As the national anthem played over the loud speakers ahead of their side's clash with Senegal, Iran's players could be seen wearing black jackets which covered the crest on their kits.
A small portion of players still sang the anthem, although the majority didn't.
It's understood the friendly match was also played behind closed doors too.
The incredible statement from the players comes fresh off the back of widespread protests in the country following the death of 22-year-old school teacher Mahsa Amini.
Iran's soccer team wore black jackets to cover up their country's emblem during the national anthem. This is a huge statement of support for the protests in Iran and they're extremely brave for doing this. pic.twitter.com/yV1JBGB1I9— Fifty Shades of Whey (@davenewworld_2) September 28, 2022
Amini was arrested earlier this month for refusing to wear a hijab and her subsequent death in custody has sparked outrage among fellow Iranians.
Now the nation's top professional footballers have joined the chorus of angry people, making their feelings on the matter known on the global stage.
According to multiple reports, hundreds of protestors also gathered outside the stadium, chanting 'say her name'.
The demonstration has received massive praise from people online as social media users threw their support behind the players and the entire nation.
Kaveh Solhekol explains why there are protesters outside the World Cup warm up match between Senegal and Iran following the death of 22-year-old Mahsa Amini. pic.twitter.com/lt99IYrokG— Sky Sports News (@SkySportsNews) September 27, 2022
In Iran’s largest protests in almost three years, The Guardian claims at least 41 people have died since the riots began.
The reports reads: "Some female protesters have removed and burned their hijabs in the rallies and cut off their hair, some dancing near large bonfires to the applause of crowds that have chanted 'zan, zendegi, azadi' or 'woman, life, freedom'."
A number of high-profile figures in Iran have used their platforms to heap praise on the protests – Bayern Leverkusen forward Sardar Azmoun was one of them.

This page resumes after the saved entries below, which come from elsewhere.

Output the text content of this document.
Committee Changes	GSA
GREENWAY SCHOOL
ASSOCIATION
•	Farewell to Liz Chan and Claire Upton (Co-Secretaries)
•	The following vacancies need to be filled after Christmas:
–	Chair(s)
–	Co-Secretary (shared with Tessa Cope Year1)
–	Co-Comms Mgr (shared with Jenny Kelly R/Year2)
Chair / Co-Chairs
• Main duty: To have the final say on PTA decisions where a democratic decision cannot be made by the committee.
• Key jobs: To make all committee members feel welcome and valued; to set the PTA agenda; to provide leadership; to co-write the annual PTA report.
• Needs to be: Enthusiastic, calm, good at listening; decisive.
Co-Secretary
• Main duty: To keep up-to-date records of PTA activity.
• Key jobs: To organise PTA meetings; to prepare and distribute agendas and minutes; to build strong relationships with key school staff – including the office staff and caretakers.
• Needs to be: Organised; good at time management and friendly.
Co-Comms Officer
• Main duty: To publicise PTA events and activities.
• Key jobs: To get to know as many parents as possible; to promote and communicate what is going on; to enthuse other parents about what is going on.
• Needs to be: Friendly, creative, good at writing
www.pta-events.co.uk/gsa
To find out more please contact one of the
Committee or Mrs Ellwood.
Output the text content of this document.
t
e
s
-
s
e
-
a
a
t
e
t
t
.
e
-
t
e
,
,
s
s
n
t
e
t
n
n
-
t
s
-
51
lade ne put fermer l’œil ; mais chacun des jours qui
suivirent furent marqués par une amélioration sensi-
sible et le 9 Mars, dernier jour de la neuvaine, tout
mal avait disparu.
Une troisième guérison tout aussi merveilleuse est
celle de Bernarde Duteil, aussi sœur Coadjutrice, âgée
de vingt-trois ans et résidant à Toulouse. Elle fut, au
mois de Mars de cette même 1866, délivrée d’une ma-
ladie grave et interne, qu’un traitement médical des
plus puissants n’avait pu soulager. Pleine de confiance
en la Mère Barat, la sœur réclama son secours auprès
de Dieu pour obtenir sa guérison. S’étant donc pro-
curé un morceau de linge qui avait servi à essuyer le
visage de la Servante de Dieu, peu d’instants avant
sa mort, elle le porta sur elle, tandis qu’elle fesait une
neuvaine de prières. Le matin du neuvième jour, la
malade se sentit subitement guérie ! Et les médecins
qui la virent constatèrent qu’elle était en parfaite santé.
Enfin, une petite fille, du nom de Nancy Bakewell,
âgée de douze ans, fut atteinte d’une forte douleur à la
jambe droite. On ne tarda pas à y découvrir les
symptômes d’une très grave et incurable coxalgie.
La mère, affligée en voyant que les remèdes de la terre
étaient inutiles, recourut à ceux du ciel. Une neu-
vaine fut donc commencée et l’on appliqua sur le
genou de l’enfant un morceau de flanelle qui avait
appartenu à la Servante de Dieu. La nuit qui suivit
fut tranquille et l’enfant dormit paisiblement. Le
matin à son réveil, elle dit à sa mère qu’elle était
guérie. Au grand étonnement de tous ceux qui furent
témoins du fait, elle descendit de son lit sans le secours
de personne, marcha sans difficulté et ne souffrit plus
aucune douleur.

“At worst I’ll be dismissed from the national team,” Iranian star Azmoun said via Instagram.
“No problem. I’d sacrifice that for one hair on the heads of Iranian women. This story will not be deleted. They can do whatever they want. Shame on you for killing so easily; long live Iranian women.”
Iran are currently preparing for their 2022 World Cup campaign in Qatar.
One of the only people allowed to attend the match with Senegal in person was England manager Gareth Southgate and his assistant Steve Holland.
The Three Lions play Iran in their opening fixture on November 21.